The Rudd government will introduce new laws to curb excessive termination payments for executives, amid community concern about high "golden handshakes" given to departing company heads.
The Rudd government will introduce new laws to curb excessive termination payments for executives, amid community concern about high "golden handshakes" given to departing company heads.
Treasurer Wayne Swan said under the changes, shareholder approval will be required for payouts of more than one years' base pay.
"It is very important that we ensure executive pay is in step with good governance ... and meets decent community standards," he told reporters.
Mr Swan said there were some instances where the size of so-called "golden handshakes" had been "obscene".
"The government will curb golden handshakes in the form of excessive termination payments," he said.
Mr Swan said under the former Howard coalition government termination payments were up to seven times a director's annual pay before there was any shareholder approval.
"Shareholder approval will now be required for a termination payment exceeding one year's base pay," he said.
"I say this to executives that are listening to or watching this announcement - the government does except you to do the right thing by the community and the country, and particularly given our circumstances at the moment."

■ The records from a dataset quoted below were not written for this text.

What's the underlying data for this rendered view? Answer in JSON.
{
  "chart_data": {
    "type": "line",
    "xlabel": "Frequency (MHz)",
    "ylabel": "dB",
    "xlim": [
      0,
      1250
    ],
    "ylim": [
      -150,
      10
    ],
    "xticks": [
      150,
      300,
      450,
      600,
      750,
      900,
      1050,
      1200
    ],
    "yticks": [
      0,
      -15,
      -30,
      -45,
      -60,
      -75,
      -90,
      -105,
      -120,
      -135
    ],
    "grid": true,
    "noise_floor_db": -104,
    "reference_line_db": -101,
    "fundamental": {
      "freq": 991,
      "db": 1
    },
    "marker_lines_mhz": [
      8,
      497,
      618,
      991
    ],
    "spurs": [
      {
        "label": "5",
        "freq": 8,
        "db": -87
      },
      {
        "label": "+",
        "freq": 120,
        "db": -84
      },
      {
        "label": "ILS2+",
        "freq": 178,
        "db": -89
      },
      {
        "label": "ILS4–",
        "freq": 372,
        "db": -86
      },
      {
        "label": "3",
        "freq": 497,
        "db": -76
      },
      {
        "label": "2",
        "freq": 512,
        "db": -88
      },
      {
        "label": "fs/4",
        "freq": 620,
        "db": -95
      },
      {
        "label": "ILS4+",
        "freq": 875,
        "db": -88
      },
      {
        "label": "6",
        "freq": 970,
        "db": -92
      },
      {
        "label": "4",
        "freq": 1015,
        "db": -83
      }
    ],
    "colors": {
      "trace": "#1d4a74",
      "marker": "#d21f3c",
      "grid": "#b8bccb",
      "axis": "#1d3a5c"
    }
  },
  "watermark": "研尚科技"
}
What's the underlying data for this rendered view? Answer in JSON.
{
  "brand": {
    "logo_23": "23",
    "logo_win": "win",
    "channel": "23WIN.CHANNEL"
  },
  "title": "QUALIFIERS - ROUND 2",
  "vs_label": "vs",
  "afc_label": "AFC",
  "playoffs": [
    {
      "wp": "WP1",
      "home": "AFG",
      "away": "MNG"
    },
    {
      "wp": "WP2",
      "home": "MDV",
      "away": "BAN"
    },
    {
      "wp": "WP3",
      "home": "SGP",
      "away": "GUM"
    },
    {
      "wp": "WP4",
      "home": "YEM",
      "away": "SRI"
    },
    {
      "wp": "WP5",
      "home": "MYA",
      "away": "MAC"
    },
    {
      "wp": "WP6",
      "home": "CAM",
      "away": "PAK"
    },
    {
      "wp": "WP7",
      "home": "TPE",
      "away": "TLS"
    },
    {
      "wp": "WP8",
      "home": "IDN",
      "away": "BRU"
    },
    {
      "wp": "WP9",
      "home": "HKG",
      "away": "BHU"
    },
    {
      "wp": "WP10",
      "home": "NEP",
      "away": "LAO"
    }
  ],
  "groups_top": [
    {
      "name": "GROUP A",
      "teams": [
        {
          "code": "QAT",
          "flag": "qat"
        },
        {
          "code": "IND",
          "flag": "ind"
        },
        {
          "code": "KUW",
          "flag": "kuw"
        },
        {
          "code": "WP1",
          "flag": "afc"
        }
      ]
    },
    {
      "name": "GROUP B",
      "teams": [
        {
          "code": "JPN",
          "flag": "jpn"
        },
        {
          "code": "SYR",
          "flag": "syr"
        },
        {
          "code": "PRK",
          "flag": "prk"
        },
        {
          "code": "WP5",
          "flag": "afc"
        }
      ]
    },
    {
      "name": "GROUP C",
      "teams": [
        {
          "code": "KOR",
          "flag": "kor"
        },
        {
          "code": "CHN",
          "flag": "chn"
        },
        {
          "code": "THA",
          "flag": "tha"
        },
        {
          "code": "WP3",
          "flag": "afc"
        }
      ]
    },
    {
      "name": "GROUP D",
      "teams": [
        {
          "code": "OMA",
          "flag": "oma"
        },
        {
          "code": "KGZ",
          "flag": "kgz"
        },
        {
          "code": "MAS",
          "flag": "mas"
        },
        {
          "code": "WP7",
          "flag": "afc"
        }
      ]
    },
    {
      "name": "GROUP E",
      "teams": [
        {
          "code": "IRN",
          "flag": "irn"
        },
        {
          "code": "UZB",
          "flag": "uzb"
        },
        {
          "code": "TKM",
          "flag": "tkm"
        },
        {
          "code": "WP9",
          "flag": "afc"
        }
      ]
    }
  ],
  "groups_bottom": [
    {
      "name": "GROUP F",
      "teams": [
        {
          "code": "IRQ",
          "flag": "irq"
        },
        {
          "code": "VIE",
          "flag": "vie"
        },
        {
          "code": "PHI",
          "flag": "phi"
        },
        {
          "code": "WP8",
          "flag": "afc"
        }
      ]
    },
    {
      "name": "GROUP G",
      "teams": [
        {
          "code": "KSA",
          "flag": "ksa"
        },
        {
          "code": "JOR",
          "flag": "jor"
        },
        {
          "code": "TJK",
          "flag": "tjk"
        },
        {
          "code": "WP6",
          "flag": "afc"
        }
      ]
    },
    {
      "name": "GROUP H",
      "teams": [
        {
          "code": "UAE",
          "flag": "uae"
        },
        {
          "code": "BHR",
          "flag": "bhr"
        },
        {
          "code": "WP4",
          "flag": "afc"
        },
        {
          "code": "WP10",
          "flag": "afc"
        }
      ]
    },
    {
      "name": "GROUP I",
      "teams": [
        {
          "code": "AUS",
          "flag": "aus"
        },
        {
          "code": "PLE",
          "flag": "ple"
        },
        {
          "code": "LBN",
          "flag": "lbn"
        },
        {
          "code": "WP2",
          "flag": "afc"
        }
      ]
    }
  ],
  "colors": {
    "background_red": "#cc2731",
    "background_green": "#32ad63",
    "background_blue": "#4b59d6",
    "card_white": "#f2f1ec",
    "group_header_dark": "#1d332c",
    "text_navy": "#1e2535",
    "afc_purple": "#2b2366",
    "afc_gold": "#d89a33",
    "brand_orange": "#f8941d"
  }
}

The government has also referred the broader issue of executive remuneration to the Productivity Commission, which will provide a final report within nine months.
Mr Swan said the Productivity Commission inquiry will be headed by former Australian Competition and Consumer Commission (ACCC) chief Professor Allan Fels.
Mr Swan said the government wanted to introduce provisions that would result in greater trust between executives and the rest of the community.
Corporate Law Minister Nick Sherry cited some examples of payouts to departing executives.
Last year, OZ Minerals director Owen Hegarty received a bonus of $8.35 million, which amounted to 642 per cent of his base salary.
"I would argue very strongly that if these new laws were in place he would have found it very, very difficult to have received that particular payment," Senator said.
Former Publishing and Broadcasting (PBL) boss John Alexander was last year given a $15 million termination payment, 468 per cent of his salary, after PBL was split into Consolidated Media Holdings (CMH) and gaming company Crown.
"Again I would contend that with these provisions in place, he would have found it very difficult to have received this sort of payment," Senator Sherry said of Mr Alexander, now executive chaiman with CMH.
"We believe that the significant reforms we have announced on so-called golden handshakes will be effective."
Mr Swan said Prof Fels' investigation of golden handshakes and sizeable bonuses would be a "professional, dispassionate" examination of the issue.
"The incentives that are provided to corporate Australia go to the very core of whether we are successful in the long term," he said.
The Group of 20 (G20) developing nations are examining excessive pay packets as part of work on dealing with the fallout from the global financial crisis.
"What we've seen in the banking system is incentives which have encouraged excessive risk and we are all now living with the outcome of that," Mr Swan said.
Prof Fels said the inquiry would canvas issues such as the link between pay and performance, forms of executive remuneration and the processes by which executive pay was set.
It would also look at what action should be taken by stakeholders such as government, shareholders and regulatory institutions.
"There is very strong community feeling about this matter," Prof Fels said.
"In particular, when failure is rewarded, when people lose jobs, when companies do badly and yet big bonuses are paid."
The Australian Institute of Company Directors (AICD) believes the new legislation could be counter-productive and that education is a better approach.
"With the benefit of hindsight, it would seem there have been mistakes made in termination payments awarded in some companies," AICD chief executive John Colvin said.
"However, we believe that education is better that legislation in addressing this issue.
"AICD recently released Executive Remuneration Guidelines for listed company boards, including a section on what boards should consider when drafting termination provisions into executive contracts as well as other aspects of executive pay.
"We believe an educative approach is a better solution. We are working with boards to address all areas where the community is concerned about executive remuneration."